His visit comes a few days after British Foreign Secretary David Cameron said Rutley would be visiting Guyana as part of the efforts by London to ensure that Guyana maintains its sovereignty over the disputed, mineral-rich Essequibo region that is also being claimed by Venezuela.
The Essequibo region makes up about two-thirds of Guyana and is home to 125,000 of the country’s 800,000 citizens.
A Government statement issued following the talks said that the “discussions focused on the continuation and expansion of the relationship between the UK and Guyana, especially in areas of sustainable and economic development and security”.
It did not elaborate, stating also that the meeting was attended by the FCDO’s Americas Director Robert Tinline, the United Kingdom’s High Commissioner to Guyana Jane Miller, Prime Minister Mark Phillips, Senior Finance Minister Dr Ashni Singh, as well as Minister of Foreign Affairs and International Cooperation Hugh Todd.
Last week Cameron, in a message posted on X (formerly known as Twitter), welcomed the statement by Venezuela in St Vincent, following the border talks between Caracas and Georgetown, that “it will refrain from the use of force and any further escalation”.

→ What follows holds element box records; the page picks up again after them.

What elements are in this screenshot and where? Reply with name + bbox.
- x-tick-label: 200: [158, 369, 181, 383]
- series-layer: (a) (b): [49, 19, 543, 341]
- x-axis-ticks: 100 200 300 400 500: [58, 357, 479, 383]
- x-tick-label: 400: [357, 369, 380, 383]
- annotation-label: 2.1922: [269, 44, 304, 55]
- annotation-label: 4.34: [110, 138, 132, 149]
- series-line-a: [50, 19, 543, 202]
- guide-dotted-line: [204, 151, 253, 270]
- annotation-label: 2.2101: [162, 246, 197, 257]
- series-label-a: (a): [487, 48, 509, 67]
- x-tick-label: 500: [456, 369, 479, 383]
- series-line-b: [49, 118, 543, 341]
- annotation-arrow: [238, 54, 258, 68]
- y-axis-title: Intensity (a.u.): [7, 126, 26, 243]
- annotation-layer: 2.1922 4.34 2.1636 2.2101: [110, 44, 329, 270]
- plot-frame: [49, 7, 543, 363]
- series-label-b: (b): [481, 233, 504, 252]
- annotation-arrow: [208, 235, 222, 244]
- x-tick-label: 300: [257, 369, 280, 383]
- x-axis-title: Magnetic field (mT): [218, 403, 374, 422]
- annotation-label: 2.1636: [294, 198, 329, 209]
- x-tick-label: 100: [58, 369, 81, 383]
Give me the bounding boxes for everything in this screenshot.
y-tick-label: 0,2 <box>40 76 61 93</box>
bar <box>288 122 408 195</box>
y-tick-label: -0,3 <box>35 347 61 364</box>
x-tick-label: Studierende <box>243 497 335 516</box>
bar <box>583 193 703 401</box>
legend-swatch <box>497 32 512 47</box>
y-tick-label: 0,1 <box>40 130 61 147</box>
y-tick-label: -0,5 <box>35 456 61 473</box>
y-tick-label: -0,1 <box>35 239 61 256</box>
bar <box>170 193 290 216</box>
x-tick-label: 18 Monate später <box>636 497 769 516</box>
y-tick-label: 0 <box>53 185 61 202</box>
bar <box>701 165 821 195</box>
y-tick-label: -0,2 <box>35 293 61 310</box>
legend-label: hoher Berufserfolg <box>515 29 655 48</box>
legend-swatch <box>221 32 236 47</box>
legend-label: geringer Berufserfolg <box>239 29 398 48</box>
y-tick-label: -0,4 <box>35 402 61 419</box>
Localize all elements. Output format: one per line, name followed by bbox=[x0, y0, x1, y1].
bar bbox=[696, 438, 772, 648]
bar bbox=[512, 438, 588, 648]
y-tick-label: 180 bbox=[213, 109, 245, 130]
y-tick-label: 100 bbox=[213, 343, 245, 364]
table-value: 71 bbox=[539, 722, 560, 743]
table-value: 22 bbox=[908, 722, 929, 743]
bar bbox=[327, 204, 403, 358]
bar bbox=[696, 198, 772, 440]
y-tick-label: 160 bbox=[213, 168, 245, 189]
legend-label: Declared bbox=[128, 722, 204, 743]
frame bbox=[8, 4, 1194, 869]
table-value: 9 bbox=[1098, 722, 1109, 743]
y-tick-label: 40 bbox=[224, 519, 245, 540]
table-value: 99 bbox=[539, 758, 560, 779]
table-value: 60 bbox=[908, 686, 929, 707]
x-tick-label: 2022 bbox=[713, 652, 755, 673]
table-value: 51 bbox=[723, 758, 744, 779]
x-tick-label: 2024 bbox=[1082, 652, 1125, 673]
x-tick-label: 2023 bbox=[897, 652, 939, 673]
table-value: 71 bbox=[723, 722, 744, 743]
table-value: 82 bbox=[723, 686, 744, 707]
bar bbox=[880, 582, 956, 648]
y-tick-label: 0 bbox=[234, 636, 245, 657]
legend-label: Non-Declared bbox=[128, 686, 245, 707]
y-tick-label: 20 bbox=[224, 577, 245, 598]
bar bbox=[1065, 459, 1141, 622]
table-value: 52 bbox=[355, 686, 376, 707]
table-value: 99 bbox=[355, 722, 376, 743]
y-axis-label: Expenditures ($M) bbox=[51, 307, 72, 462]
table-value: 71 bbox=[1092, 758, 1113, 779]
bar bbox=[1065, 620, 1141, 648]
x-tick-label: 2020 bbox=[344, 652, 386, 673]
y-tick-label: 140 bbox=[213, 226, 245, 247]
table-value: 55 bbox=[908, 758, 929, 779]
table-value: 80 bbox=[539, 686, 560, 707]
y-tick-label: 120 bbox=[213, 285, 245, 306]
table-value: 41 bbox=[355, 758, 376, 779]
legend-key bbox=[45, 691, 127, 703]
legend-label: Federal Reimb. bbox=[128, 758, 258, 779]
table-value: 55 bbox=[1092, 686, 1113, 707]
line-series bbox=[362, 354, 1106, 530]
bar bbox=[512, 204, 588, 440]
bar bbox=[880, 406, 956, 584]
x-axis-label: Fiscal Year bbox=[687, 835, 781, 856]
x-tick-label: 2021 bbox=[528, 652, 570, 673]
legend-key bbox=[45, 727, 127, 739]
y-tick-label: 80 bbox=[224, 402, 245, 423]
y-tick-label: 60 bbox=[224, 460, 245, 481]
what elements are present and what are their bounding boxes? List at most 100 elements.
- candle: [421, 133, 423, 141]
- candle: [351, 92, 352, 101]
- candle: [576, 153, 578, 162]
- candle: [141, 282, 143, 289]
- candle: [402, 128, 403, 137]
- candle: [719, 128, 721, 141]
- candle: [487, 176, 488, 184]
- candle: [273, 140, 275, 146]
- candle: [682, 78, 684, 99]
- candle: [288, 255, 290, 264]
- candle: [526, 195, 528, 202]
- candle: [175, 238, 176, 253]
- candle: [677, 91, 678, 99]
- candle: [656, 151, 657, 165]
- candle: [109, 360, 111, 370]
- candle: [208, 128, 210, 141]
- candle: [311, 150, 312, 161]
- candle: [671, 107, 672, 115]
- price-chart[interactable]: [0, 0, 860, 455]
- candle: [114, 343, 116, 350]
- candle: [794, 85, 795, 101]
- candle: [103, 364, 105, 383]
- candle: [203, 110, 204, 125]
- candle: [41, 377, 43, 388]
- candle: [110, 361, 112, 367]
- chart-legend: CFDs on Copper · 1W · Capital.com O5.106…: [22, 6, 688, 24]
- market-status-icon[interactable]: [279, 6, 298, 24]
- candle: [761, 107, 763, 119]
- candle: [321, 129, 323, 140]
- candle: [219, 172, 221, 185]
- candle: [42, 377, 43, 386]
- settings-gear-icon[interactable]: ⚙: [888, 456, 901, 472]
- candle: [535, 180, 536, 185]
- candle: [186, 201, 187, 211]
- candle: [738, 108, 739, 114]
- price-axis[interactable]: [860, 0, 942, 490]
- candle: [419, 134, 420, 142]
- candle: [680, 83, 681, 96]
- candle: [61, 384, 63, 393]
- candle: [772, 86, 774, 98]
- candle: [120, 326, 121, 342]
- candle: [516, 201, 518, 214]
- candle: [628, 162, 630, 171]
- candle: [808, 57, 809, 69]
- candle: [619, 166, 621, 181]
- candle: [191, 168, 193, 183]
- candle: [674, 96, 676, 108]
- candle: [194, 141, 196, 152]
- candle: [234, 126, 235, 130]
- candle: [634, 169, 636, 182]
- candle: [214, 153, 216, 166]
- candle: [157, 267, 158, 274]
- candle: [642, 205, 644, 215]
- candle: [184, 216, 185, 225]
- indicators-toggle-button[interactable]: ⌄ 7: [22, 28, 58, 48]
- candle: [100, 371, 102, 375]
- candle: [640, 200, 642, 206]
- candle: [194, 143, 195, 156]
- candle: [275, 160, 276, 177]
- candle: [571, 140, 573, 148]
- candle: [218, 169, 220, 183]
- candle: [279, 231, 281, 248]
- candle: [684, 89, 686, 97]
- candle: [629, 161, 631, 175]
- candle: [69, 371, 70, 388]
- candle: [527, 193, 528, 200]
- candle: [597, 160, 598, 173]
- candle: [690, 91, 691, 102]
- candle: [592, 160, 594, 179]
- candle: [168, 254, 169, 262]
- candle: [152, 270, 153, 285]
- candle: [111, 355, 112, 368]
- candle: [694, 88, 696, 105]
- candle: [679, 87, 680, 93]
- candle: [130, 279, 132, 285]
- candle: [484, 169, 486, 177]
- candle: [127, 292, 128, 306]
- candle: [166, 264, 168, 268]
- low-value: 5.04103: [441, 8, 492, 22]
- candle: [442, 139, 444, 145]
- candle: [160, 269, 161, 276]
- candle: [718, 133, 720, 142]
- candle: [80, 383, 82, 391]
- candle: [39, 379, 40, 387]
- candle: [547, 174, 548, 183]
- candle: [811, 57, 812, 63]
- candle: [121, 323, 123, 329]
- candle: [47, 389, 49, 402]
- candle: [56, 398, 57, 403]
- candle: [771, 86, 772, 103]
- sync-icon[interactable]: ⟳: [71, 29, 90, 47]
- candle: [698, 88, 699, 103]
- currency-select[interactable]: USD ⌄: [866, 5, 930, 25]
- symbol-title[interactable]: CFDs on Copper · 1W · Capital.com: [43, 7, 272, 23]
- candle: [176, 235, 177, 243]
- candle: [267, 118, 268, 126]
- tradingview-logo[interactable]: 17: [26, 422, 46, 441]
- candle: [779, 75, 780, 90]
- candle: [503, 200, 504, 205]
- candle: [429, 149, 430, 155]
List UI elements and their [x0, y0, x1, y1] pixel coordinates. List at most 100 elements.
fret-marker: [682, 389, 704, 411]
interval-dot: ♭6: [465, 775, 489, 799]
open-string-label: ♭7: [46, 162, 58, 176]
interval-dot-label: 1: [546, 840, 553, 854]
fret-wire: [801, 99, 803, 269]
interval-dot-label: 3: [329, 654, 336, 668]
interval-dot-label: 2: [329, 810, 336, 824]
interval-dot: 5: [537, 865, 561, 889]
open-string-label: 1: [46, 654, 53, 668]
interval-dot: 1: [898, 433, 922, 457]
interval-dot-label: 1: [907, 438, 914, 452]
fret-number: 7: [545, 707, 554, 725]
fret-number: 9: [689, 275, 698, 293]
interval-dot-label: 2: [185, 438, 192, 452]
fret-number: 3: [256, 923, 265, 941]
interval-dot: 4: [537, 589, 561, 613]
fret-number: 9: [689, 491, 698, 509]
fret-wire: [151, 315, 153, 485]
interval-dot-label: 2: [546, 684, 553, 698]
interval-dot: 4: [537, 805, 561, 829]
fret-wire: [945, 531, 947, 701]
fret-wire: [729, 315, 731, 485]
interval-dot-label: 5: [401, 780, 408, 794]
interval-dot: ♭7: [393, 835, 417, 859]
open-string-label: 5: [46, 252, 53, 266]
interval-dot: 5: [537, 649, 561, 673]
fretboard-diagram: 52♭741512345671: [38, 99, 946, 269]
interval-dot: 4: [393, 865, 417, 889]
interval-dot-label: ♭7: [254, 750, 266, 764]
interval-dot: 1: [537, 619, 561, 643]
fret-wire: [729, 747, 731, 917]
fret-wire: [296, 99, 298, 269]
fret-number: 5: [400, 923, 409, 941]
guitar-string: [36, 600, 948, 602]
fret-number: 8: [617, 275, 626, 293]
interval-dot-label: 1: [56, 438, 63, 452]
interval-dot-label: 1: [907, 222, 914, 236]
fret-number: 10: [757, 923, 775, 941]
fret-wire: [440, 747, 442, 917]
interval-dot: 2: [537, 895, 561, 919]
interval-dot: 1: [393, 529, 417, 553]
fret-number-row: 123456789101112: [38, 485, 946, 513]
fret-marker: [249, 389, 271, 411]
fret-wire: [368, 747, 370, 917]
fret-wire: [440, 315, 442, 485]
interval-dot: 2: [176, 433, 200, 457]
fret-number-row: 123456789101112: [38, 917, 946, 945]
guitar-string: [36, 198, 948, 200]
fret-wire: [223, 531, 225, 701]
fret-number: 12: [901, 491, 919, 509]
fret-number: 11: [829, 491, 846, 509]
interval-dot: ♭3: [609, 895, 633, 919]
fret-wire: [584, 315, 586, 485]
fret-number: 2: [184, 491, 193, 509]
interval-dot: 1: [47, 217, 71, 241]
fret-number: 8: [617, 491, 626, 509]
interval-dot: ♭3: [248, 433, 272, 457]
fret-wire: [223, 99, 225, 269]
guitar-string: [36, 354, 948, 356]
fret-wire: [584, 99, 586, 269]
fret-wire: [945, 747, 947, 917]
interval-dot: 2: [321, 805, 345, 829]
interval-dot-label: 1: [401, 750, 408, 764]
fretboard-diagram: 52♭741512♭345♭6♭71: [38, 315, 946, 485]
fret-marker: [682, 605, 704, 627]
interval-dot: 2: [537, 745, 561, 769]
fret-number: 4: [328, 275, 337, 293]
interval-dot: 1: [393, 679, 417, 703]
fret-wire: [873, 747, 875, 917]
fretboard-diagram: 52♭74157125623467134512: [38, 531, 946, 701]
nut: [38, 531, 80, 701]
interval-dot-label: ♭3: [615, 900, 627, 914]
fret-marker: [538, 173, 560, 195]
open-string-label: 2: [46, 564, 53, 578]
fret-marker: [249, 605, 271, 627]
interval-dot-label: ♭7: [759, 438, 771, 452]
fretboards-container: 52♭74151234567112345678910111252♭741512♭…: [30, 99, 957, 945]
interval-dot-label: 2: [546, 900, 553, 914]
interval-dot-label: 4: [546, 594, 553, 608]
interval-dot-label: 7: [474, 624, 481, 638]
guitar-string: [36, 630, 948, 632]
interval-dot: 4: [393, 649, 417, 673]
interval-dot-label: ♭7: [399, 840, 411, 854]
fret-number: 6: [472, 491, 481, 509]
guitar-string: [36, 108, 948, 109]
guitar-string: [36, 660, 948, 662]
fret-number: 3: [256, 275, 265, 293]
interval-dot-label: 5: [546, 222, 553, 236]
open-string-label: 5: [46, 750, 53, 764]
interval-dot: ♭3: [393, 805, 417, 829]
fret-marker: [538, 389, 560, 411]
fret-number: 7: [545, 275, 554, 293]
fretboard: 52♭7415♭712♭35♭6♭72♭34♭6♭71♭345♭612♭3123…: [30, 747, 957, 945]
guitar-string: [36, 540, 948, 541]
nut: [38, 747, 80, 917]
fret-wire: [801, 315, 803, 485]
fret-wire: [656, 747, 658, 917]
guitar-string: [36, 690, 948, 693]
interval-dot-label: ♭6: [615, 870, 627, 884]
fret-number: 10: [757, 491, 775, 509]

Cameron, a former British prime minister, said that “it must be followed by concrete actions” and that London “supports efforts by the Prime Minister of St Vincent and the Grenadines Dr Ralph Gonsalves to promote peace in Latin America and the Caribbean.
“Sovereign borders must be respected,” he said.
The Joint Declaration of Argyle for Dialogue and Peace between Guyana and Venezuela, issued following talks in Kingstown between President Dr Ali and President Nicolas Maduro, also indicated that the two countries agreed that “any controversies” between them will be resolved in accordance with international law, including the Geneva Agreement dated February 17, 1966″.